Vox recently revealed that OpenAI staff were threatened with the loss of equity if they didn’t sign restrictive agreements upon leaving. And one OpenAI worker who worked on the safety of potentially super-intelligent systems said he was fired for raising concerns about security, arguing that protections against foreign actors stealing key secrets was “egregiously insufficient.”

3.Glasses coated in lithium could let us see in the dark

Glasses coated in a lithium compound could one day allow wearers to see clearly in the dark.

For more than a decade, researchers have been searching for the best lightweight material that can convert infrared light, which the human eye cannot see, into visible light. The idea is to replace night vision goggles, which are often heavy and cumbersome.

Until recently, the main candidate was gallium arsenide. Now, Laura Valencia Molina at the Australian National University in Canberra and her colleagues have discovered that a film made of lithium niobate, coated with silicon dioxide gratings, performs better.

4.A growing number of the internet’s webpages are disappearing, particularly in China reports New York Times.

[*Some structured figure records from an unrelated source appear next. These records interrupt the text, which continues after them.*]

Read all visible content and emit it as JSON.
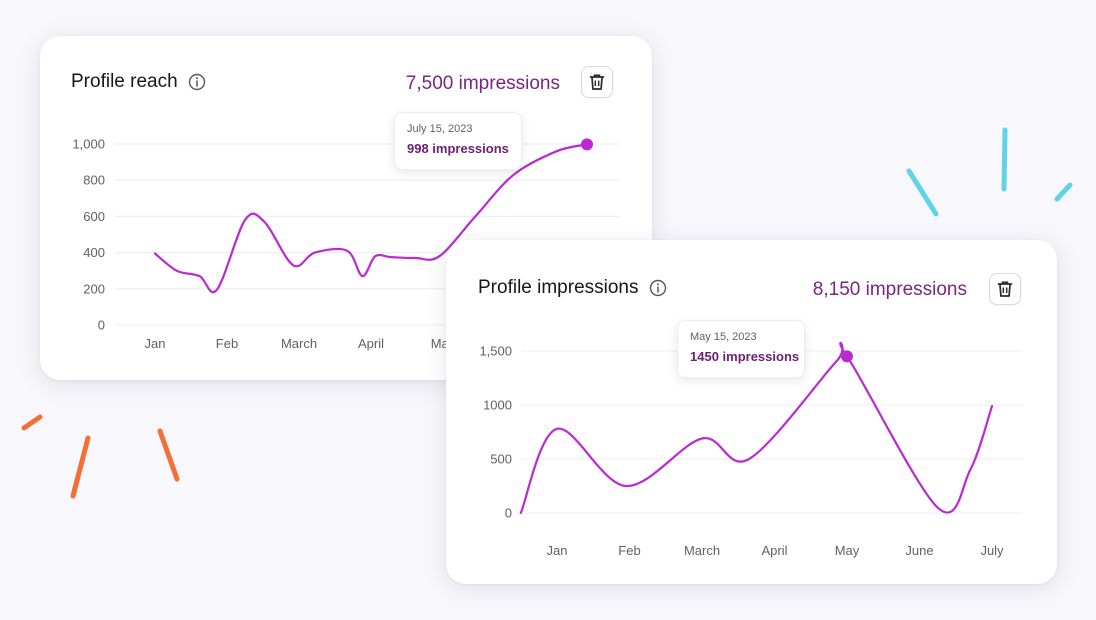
{
  "colors": {
    "line": "#b92bd0",
    "accent_text": "#7a2580",
    "deco_blue": "#5fd3ea",
    "deco_orange": "#f26f35"
  },
  "icons": {
    "info": "info-icon",
    "delete": "trash-icon"
  },
  "card1": {
    "title": "Profile reach",
    "total": "7,500 impressions",
    "tooltip": {
      "date": "July 15, 2023",
      "value": "998 impressions"
    }
  },
  "card2": {
    "title": "Profile impressions",
    "total": "8,150 impressions",
    "tooltip": {
      "date": "May 15, 2023",
      "value": "1450 impressions"
    }
  },
  "chart_data": [
    {
      "type": "line",
      "title": "Profile reach",
      "xlabel": "",
      "ylabel": "",
      "ylim": [
        0,
        1000
      ],
      "ytick_labels": [
        "0",
        "200",
        "400",
        "600",
        "800",
        "1,000"
      ],
      "ytick_values": [
        0,
        200,
        400,
        600,
        800,
        1000
      ],
      "categories": [
        "Jan",
        "Feb",
        "March",
        "April",
        "May"
      ],
      "grid": true,
      "series": [
        {
          "x": [
            0.0,
            0.3,
            0.62,
            0.86,
            1.25,
            1.52,
            1.92,
            2.22,
            2.67,
            2.88,
            3.06,
            3.28,
            3.62,
            3.95,
            4.45,
            4.98,
            5.58,
            6.0
          ],
          "values": [
            395,
            300,
            270,
            195,
            580,
            570,
            330,
            400,
            410,
            270,
            380,
            375,
            370,
            380,
            600,
            830,
            960,
            998
          ]
        }
      ],
      "highlight": {
        "x": 6.0,
        "value": 998,
        "label": "July 15, 2023"
      }
    },
    {
      "type": "line",
      "title": "Profile impressions",
      "xlabel": "",
      "ylabel": "",
      "ylim": [
        0,
        1500
      ],
      "ytick_labels": [
        "0",
        "500",
        "1000",
        "1,500"
      ],
      "ytick_values": [
        0,
        500,
        1000,
        1500
      ],
      "categories": [
        "Jan",
        "Feb",
        "March",
        "April",
        "May",
        "June",
        "July"
      ],
      "grid": true,
      "series": [
        {
          "x": [
            -0.5,
            0.0,
            0.95,
            2.0,
            2.65,
            3.85,
            4.0,
            5.25,
            5.7,
            6.0
          ],
          "values": [
            0,
            780,
            250,
            690,
            500,
            1400,
            1450,
            50,
            400,
            990
          ]
        }
      ],
      "highlight": {
        "x": 4.0,
        "value": 1450,
        "label": "May 15, 2023"
      }
    }
  ]
}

 The country is known for its vast censorship regime — deployed most recently during yesterday’s anniversary of the Tiananmen Square crackdown — but its broader internet is itself shrinking : Huge numbers of Chinese blogs, social-media posts, and outlets that operated in the decade to 2005 have vanished.

The overall number of websites has also declined a third between 2017 and 2023, and, despite a growing online population, the number of Chinese-language sites has fallen as a proportion of the global internet, The New York Times’ China business columnist wrote. The problem is a global one: 38% of websites that existed in 2013 are no longer accessible, according to Pew Research.

5.The Chinese city of Guangzhou is putting $1.4 billion toward the development of flying cars, dubbed the “low-altitude economy”

The investment reflects the government’s belief that piloted and autonomous civilian aircraft could serve as a growth engine to help reverse a sluggish economy, Nikkei reported. While regulatory hurdles remain, China has loosened some restrictions on the nascent industry and plans to put the new money toward building takeoff and landing points for the craft. Guangzhou makes sense as the place to start: It’s home to two prominent flying car companies, and is located in the same province as Shenzhen, a major tech hub.

6.Investors pull cash from ESG funds as performance lags

Global investors are turning their backs on sustainably focused stock funds, as poor performance, a series of scandals and attacks from US Republicans hit enthusiasm for a much-hyped sector that has pulled in trillions of dollars of assets.

Clients have withdrawn a net $40bn from environmental, social and governance (ESG) equity funds so far this year, according to research from Barclays, the first year that flows have trended negative. Redemptions, which include a record monthly net outflow of about $14bn in April, have been widespread across all main regions.

The outflows mark a significant reversal for a sector that investors have flocked to in recent years, attracted by the claim that such funds could help change the world for the better while also making as much — or even more — money as traditional stock portfolios.

Pierre Ives-Gauthier, head of strategy and co-founder at AlphaValue, a Paris-based independent research company, compared the sector to the tech bubble that burst in 2000. “ESG was a dot-com sort of hype 20 years later and now it has passed,” he said.

Many funds have been hit by the poor performance of sectors such as clean energy, while they have also missed out on strong returns from fossil fuel companies that they actively avoided.

Scandals such as one at German asset manager DWS — which agreed to pay $19mn to the US securities regulator in a greenwashing probe after being accused of making “materially misleading statements” — have also hit appetite for the sector.